谢陵不肯再理他了,转身就走,屋里静悄悄的,沈执默默流泪,感觉自己的小命怕是要交代于此了,他头昏眼花的,整个人跟吊死鬼似的。
待谢陵端着饭菜回来时,就见沈执面如死灰,一副痛断肝肠,随时随刻都要驾鹤西去的惨状,既好笑,又可怜。
当即忍不住道:“行了,我饶你了,真服了你了。”
第19章 请滚罢,殿下
沈执道:“那你先放我下来!”
谢陵起身解了绳索,随手扶了一把沈执的腰,这才没让他头先着地。
沈执只觉得血液逆流,眼前一花,差点跌下去,腰间一热,就被谢陵扶稳了。他道:“哥哥可是朝廷命官,说话可要算数,别回头还翻旧账。”
“嗯,说话算数。”
谢陵松了手,径直走到桌前盘腿坐下,见沈执杵着跟傻子似的,便招了招手:“来,吃年夜饭了。”
沈执抿唇,慢吞吞地凑了过去,见菜色少,茫然地问:“怎么就这一点菜?先前不是准备了很多?”
“不想吃的话,现在就可以滚出去了。
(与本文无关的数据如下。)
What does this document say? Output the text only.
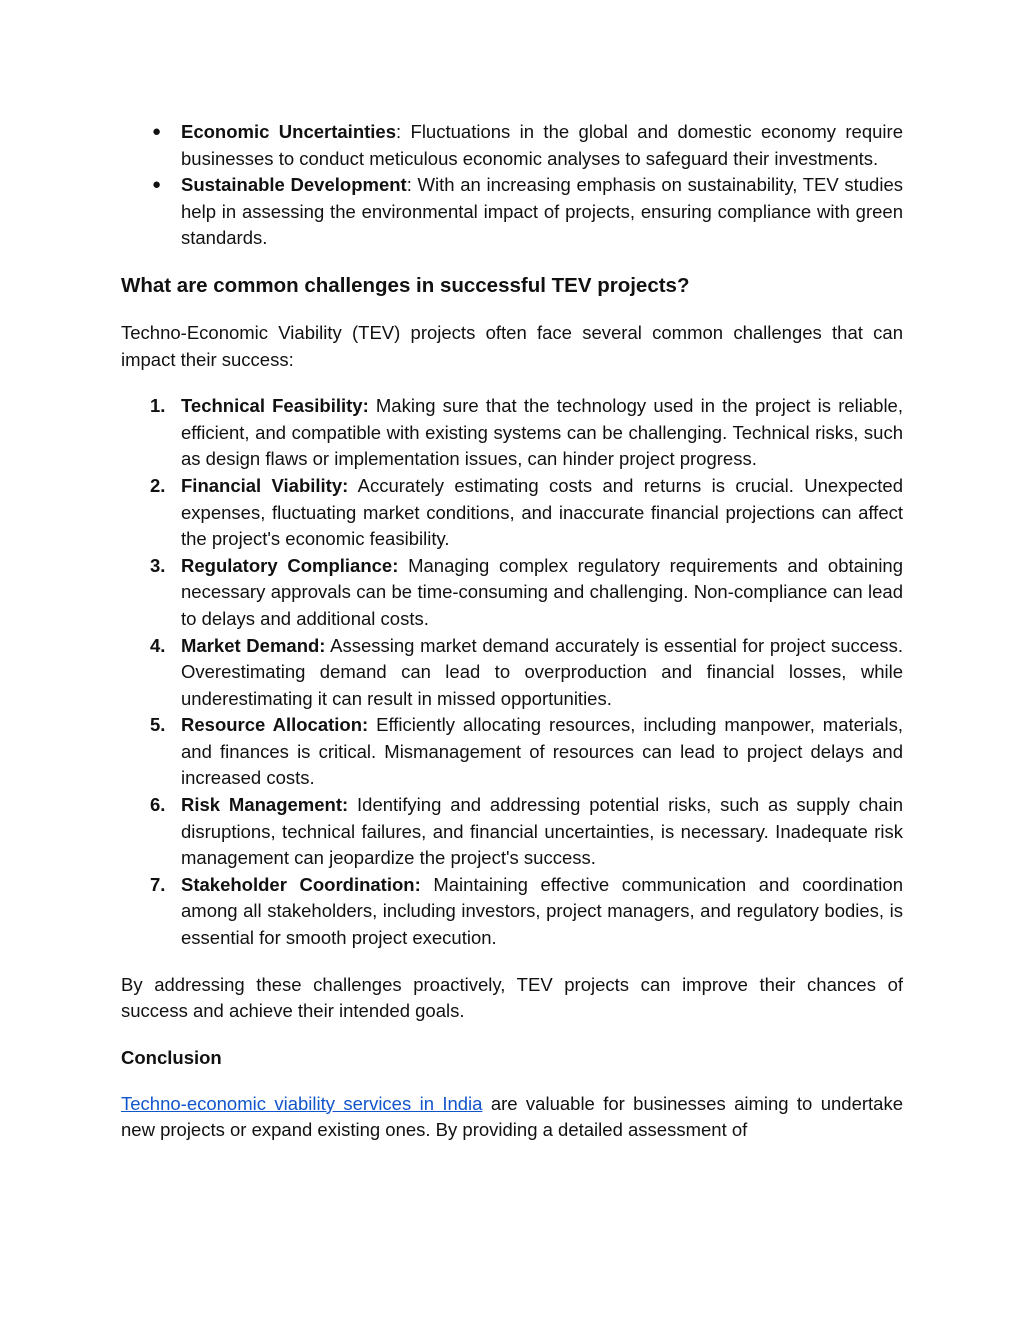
● Economic Uncertainties: Fluctuations in the global and domestic economy require businesses to conduct meticulous economic analyses to safeguard their investments.
● Sustainable Development: With an increasing emphasis on sustainability, TEV studies help in assessing the environmental impact of projects, ensuring compliance with green standards.
What are common challenges in successful TEV projects?

Techno-Economic Viability (TEV) projects often face several common challenges that can impact their success:

1. Technical Feasibility: Making sure that the technology used in the project is reliable, efficient, and compatible with existing systems can be challenging. Technical risks, such as design flaws or implementation issues, can hinder project progress.
2. Financial Viability: Accurately estimating costs and returns is crucial. Unexpected expenses, fluctuating market conditions, and inaccurate financial projections can affect the project's economic feasibility.
3. Regulatory Compliance: Managing complex regulatory requirements and obtaining necessary approvals can be time-consuming and challenging. Non-compliance can lead to delays and additional costs.
4. Market Demand: Assessing market demand accurately is essential for project success. Overestimating demand can lead to overproduction and financial losses, while underestimating it can result in missed opportunities.
5. Resource Allocation: Efficiently allocating resources, including manpower, materials, and finances is critical. Mismanagement of resources can lead to project delays and increased costs.
6. Risk Management: Identifying and addressing potential risks, such as supply chain disruptions, technical failures, and financial uncertainties, is necessary. Inadequate risk management can jeopardize the project's success.
7. Stakeholder Coordination: Maintaining effective communication and coordination among all stakeholders, including investors, project managers, and regulatory bodies, is essential for smooth project execution.

By addressing these challenges proactively, TEV projects can improve their chances of success and achieve their intended goals.

Conclusion

Techno-economic viability services in India are valuable for businesses aiming to undertake new projects or expand existing ones. By providing a detailed assessment of
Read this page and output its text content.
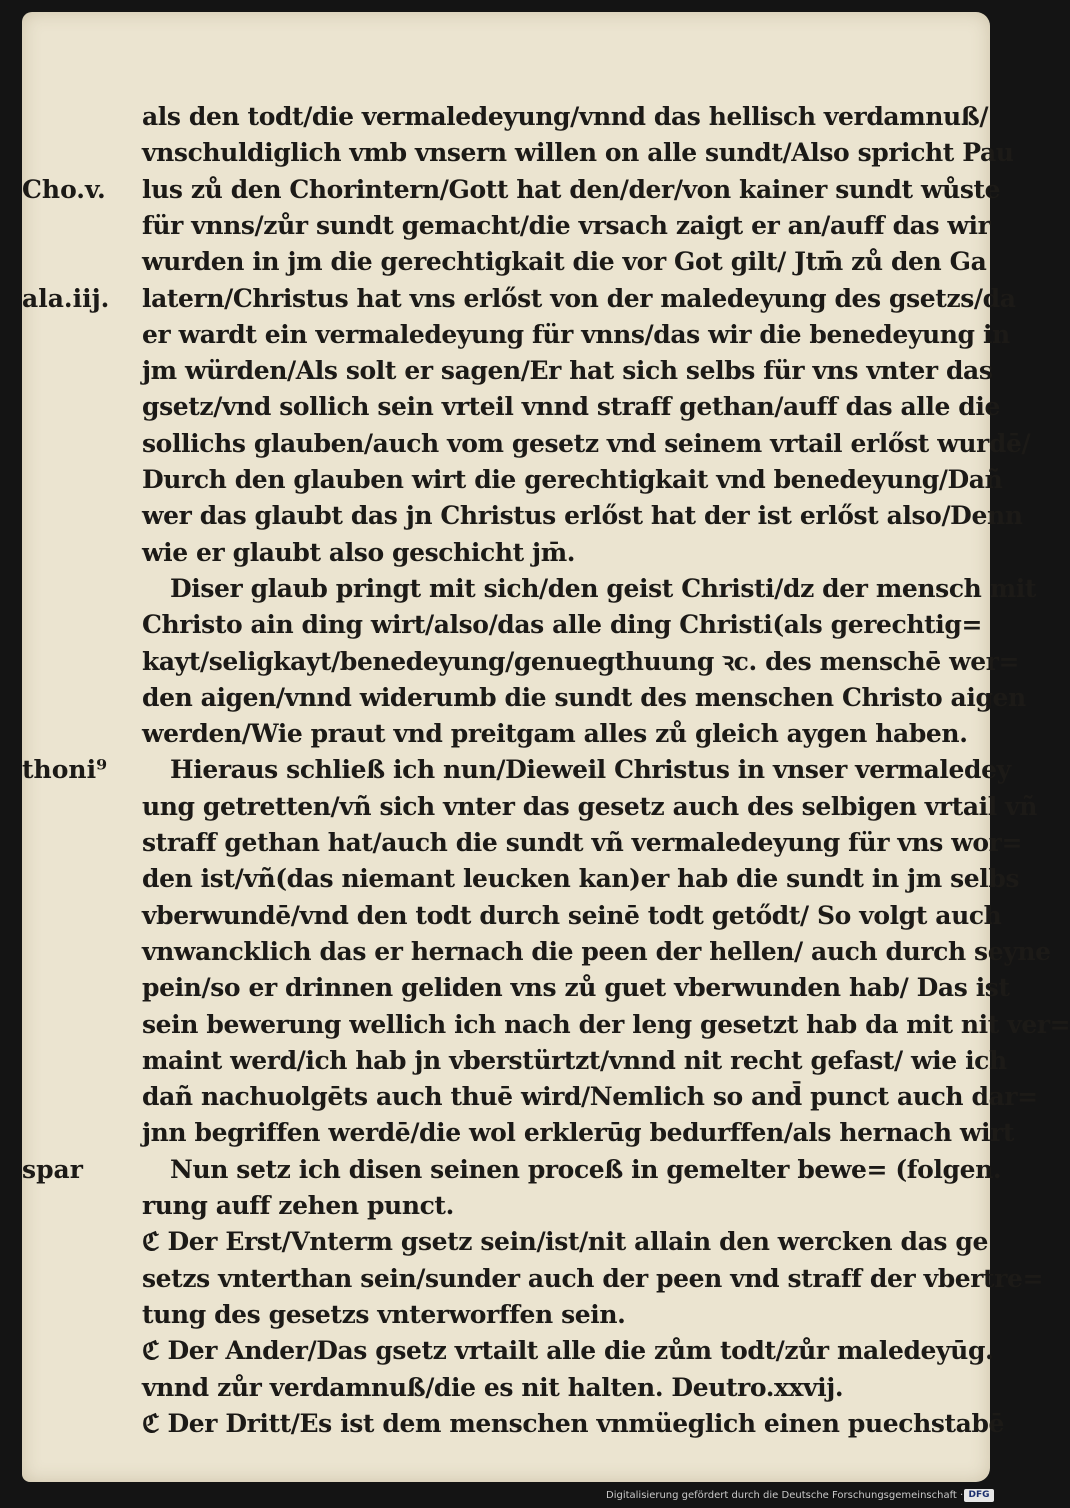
als den todt/die vermaledeyung/vnnd das hellisch verdamnuß/
vnschuldiglich vmb vnsern willen on alle sundt/Also spricht Pau
lus zů den Chorintern/Gott hat den/der/von kainer sundt wůste
für vnns/zůr sundt gemacht/die vrsach zaigt er an/auff das wir
wurden in jm die gerechtigkait die vor Got gilt/ Jtm̄ zů den Ga
latern/Christus hat vns erlőst von der maledeyung des gsetzs/da
er wardt ein vermaledeyung für vnns/das wir die benedeyung in
jm würden/Als solt er sagen/Er hat sich selbs für vns vnter das
gsetz/vnd sollich sein vrteil vnnd straff gethan/auff das alle die
sollichs glauben/auch vom gesetz vnd seinem vrtail erlőst wurdē/
Durch den glauben wirt die gerechtigkait vnd benedeyung/Dañ
wer das glaubt das jn Christus erlőst hat der ist erlőst also/Denn
wie er glaubt also geschicht jm̄.
Diser glaub pringt mit sich/den geist Christi/dz der mensch mit
Christo ain ding wirt/also/das alle ding Christi(als gerechtig=
kayt/seligkayt/benedeyung/genuegthuung ꝛc. des menschē wer=
den aigen/vnnd widerumb die sundt des menschen Christo aigen
werden/Wie praut vnd preitgam alles zů gleich aygen haben.
Hieraus schließ ich nun/Dieweil Christus in vnser vermaledey
ung getretten/vñ sich vnter das gesetz auch des selbigen vrtail vñ
straff gethan hat/auch die sundt vñ vermaledeyung für vns wor=
den ist/vñ(das niemant leucken kan)er hab die sundt in jm selbs
vberwundē/vnd den todt durch seinē todt getődt/ So volgt auch
vnwancklich das er hernach die peen der hellen/ auch durch seyne
pein/so er drinnen geliden vns zů guet vberwunden hab/ Das ist
sein bewerung wellich ich nach der leng gesetzt hab da mit nit ver=
maint werd/ich hab jn vberstürtzt/vnnd nit recht gefast/ wie ich
dañ nachuolgēts auch thuē wird/Nemlich so and̄ punct auch dar=
jnn begriffen werdē/die wol erklerūg bedurffen/als hernach wirt
Nun setz ich disen seinen proceß in gemelter bewe= (folgen.
rung auff zehen punct.
ℭ Der Erst/Vnterm gsetz sein/ist/nit allain den wercken das ge
setzs vnterthan sein/sunder auch der peen vnd straff der vbertre=
tung des gesetzs vnterworffen sein.
ℭ Der Ander/Das gsetz vrtailt alle die zům todt/zůr maledeyūg.
vnnd zůr verdamnuß/die es nit halten. Deutro.xxvij.
ℭ Der Dritt/Es ist dem menschen vnmüeglich einen puechstabē
Cho.v.
ala.iij.
thoni⁹
spar
Digitalisierung gefördert durch die Deutsche Forschungsgemeinschaft · DFG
”谢陵自然不会说,那是他回来没寻到沈执,以为他逃跑了,气得一脚将桌子踹翻了,一口没动的年夜饭全喂猪了。
眼下菜色虽不多,但只有他们两个人。
沈执吃着吃着,不知道想起了什么,忽然热泪盈眶,他很怕被谢陵瞧见了笑话,赶紧偏头抬袖擦干净,可不争气的眼泪,还是簌簌落了下来。
谢陵用筷子敲了敲他的碗边:“不想吃的话,就不要吃了,就着眼泪吃饭,难道很香?”